Mike's original circuit uses a pair of voltage comparators and a flip flop to switch a mosfet on and off. That is really all that we require.

Thinking about all this, a light bulb came on in my head that the popular hobby LM555 chip uses two voltage comparators and a flip flop

That will work, but the LM555 output goes logic low when on, and logic high when off.
So we require a second chip to invert the gate drive to the mosfet.

One other requirement is that at sunrise and sunset, the system will go through a miserable state of being starved for power and probably operating very erratically.
So it must have a proper under voltage shut down system to ensure the system starts up and shuts down very cleanly without the risk of frying our mosfet in the half on condition.
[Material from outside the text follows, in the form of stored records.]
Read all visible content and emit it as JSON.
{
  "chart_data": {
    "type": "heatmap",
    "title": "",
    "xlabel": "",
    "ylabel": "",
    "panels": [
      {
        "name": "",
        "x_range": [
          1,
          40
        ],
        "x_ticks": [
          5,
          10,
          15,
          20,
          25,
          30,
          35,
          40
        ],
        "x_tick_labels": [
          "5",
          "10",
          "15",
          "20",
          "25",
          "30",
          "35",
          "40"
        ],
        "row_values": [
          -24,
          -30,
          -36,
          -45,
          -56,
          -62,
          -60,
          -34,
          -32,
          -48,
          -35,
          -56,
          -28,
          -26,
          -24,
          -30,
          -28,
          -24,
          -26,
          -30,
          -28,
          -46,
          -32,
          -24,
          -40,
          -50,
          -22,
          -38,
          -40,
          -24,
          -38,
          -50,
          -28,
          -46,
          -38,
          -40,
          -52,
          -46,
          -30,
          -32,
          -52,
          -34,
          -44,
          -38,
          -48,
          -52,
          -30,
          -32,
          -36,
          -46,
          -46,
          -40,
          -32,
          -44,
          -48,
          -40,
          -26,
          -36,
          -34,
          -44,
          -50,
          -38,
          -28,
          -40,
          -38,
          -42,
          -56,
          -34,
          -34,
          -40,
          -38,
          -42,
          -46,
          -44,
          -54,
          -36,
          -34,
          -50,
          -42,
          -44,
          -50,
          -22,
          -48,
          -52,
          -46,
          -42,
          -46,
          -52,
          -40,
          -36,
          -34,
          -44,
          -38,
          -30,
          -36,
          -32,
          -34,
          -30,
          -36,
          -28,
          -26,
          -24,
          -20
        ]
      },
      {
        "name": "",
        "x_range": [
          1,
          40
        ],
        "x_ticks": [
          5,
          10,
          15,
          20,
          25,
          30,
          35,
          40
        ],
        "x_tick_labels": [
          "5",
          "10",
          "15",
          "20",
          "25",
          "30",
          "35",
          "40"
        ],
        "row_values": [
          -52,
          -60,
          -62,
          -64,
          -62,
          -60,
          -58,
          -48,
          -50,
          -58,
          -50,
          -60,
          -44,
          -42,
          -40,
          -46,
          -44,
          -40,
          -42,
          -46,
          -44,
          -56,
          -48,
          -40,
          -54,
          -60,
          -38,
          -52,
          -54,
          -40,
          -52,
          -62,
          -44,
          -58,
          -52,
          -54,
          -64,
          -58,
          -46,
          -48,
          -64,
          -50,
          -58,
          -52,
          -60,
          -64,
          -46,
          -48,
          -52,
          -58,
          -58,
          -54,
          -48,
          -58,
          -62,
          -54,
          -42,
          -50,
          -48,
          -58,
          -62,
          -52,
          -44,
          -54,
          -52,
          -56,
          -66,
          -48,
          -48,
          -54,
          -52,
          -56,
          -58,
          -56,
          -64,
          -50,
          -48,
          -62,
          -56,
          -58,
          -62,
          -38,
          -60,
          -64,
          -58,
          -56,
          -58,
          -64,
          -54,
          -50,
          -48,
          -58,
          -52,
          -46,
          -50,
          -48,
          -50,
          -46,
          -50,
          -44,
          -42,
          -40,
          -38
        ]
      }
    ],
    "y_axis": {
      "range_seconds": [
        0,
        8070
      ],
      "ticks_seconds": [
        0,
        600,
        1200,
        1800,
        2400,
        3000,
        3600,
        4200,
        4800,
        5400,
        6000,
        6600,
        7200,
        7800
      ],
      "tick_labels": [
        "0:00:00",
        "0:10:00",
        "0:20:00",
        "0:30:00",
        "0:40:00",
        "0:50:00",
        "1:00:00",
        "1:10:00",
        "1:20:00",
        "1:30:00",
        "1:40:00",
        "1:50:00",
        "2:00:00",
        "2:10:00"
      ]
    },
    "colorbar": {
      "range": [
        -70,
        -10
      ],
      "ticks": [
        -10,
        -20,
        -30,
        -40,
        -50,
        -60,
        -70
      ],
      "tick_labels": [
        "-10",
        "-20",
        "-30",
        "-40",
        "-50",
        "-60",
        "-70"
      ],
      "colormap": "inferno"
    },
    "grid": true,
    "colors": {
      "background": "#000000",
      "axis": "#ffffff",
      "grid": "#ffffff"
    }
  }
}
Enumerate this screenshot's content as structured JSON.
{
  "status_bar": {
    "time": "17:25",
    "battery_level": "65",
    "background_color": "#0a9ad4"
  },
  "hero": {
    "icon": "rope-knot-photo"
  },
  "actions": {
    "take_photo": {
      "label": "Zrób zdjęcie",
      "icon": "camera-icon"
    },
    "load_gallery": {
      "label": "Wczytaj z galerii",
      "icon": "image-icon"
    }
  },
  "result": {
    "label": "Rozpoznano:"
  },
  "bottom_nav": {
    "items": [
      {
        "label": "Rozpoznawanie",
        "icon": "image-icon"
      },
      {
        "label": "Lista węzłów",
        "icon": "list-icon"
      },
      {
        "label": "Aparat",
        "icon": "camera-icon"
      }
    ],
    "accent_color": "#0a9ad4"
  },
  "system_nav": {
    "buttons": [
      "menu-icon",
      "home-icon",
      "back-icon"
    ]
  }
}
So I looked around for an inverting mosfet gate driver chip that has under voltage shutdown and could not find one. Then another idea... Many of the opto isolated gate drivers such as HCPL3120 or the FOD3182 that Mike prefers, have under voltage shut down built in.

Looking back at my testing of a single 200 watt panel, threshold voltages of 26v and 36v seemed appropriate for that, and I bread boarded this:



The only change to the above circuit to make a "full power version" would be the resistors that set the voltage thresholds, a suitable small Chinese +15v (0r +12v) dc power supply, and a few more mosfets.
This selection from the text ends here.